株式売買価格決定までの手続きの流れ【株式会社が買い取る場合】 株式売買価格決定までの手続きの流れ【指定買取人が買い取る場合】
 

供託すべき金額の基準となる1株当たりの純資産額

会社法141条2項,142条2項による供託すべき金額の基準となる1株当たりの純資産額は,会社法施行規則25条に定められています。

会社法施行規則25条1項

会社法141条2項に規定する法務省令で定める方法は,基準純資産額を基準株式数で除して得た額に1株当たり純資産額を算定すべき株式についての株式係数を乗じて得た額をもって当該株式の1株当たりの純資産額とする方法とする。

会社法施行規則25条3項

第1項に規定する「基準純資産額」とは,算定基準日における第1号から第6号までに掲げる額の合計額から第7号に掲げる額を減じて得た額(零未満である場合にあっては,零)をいう。
一 資本金の額
二 資本準備金の額
三 利益準備金の額
四 法446条に規定する剰余金の額
五 最終事業年度(法461条2項2号に規定する場合にあっては,法441条1項2号の期間(当該期間が2以上ある場合にあっては,その末日が最も遅いもの)の末日(最終事業年度がない場合にあっては,株式会社の成立の日)における評価・換算差額等に係る額
六 新株予約権の帳簿価額
七 自己株式及び自己新株予約権の帳簿価額の合計額

会社法施行規則25条4項

第1項に規定する「基準株式数」とは,次に掲げる場合の区分に応じ,当該各号に定める数をいう。
一 種類株式発行会社でない場合 発行済株式(自己株式を除く。)の総数
二 種類株式発行会社である場合 株式会社が発行している各種類の株式(自己株式を除く。)の数に当該種類の株式に係る株式係数を乗じて得た数の合計数

会社法施行規則25条5項

第1項及び前項第2号に規定する「株式係数」とは,一(種類株式発行会社において,定款である種類の株式についての第1項及び前項の適用に関して当該種類の株式1株を一とは異なる株式として取り扱うために一以外の数を定めた場合にあっては,当該数)をいう。

 

株式会社が買い取る場合の自己株式の取得に関する財源規制

株式会社が譲渡制限株式の譲渡等の承認をしない旨の決定をして,株式会社が対象株式を買い取る場合には,株式会社による自己株式の取得に該当し(会社法155条2号),対象株式の買取りによって交付する金銭等の総額は,売買の効力が生じる日における分配可能額を超えることができないという取得財源の規制を受けます(会社法461条1項1号)。
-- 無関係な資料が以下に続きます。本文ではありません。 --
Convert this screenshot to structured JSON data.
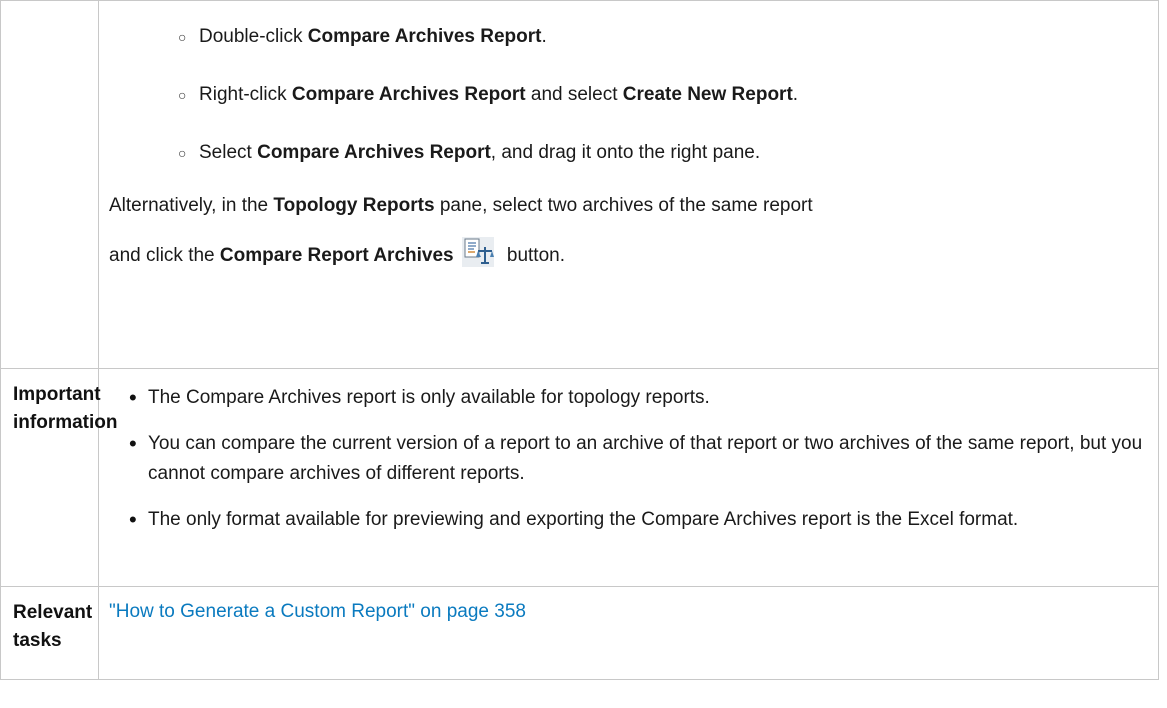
{
  "steps": [
    {
      "pre": "Double-click ",
      "b1": "Compare Archives Report",
      "mid": ".",
      "b2": "",
      "post": ""
    },
    {
      "pre": "Right-click ",
      "b1": "Compare Archives Report",
      "mid": " and select ",
      "b2": "Create New Report",
      "post": "."
    },
    {
      "pre": "Select ",
      "b1": "Compare Archives Report",
      "mid": ", and drag it onto the right pane.",
      "b2": "",
      "post": ""
    }
  ],
  "alternative": {
    "pre": "Alternatively, in the ",
    "b1": "Topology Reports",
    "mid": " pane, select two archives of the same report",
    "line2_pre": "and click the ",
    "b2": "Compare Report Archives",
    "post": " button.",
    "icon": "compare-report-archives-icon"
  },
  "important": {
    "label": "Important information",
    "items": [
      "The Compare Archives report is only available for topology reports.",
      "You can compare the current version of a report to an archive of that report or two archives of the same report, but you cannot compare archives of different reports.",
      "The only format available for previewing and exporting the Compare Archives report is the Excel format."
    ]
  },
  "relevant": {
    "label": "Relevant tasks",
    "link_text": "\"How to Generate a Custom Report\" on page 358"
  },
  "colors": {
    "link": "#0a7abf",
    "border": "#c8c8c8"
  }
}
この規制に違反した場合には,譲渡等承認請求者,取得行為を行った会社の業務執行者,株主総会・取締役会の議案提案者は,会社に対し,連帯して,自己株式の譲受人が交付を受けた金銭の帳簿価額に相当する金員の支払義務を負うことになります(会社法462条1項1号,2号)

株式売買価格決定申立事件において取得財源の規制に違反すると見込まれる額が決定された場合には,譲渡等承認請求者は,株式会社との間の対象株式の売買契約を解除できると解すると,譲渡等承認請求者が解除することにより,株式会社が譲渡を承認する旨の決定をしたものとみなされることになる(会社法145条3項,会社法施行規則26条3号)ので,これによって取得財源の規制違反を回避することになります。

売買価格決定の基準

裁判所は,売買価格の決定をするには,譲渡等承認請求の時における株式会社の資産状態その他一切の事情を考慮しなければならないと定められています(会社法144条3項)。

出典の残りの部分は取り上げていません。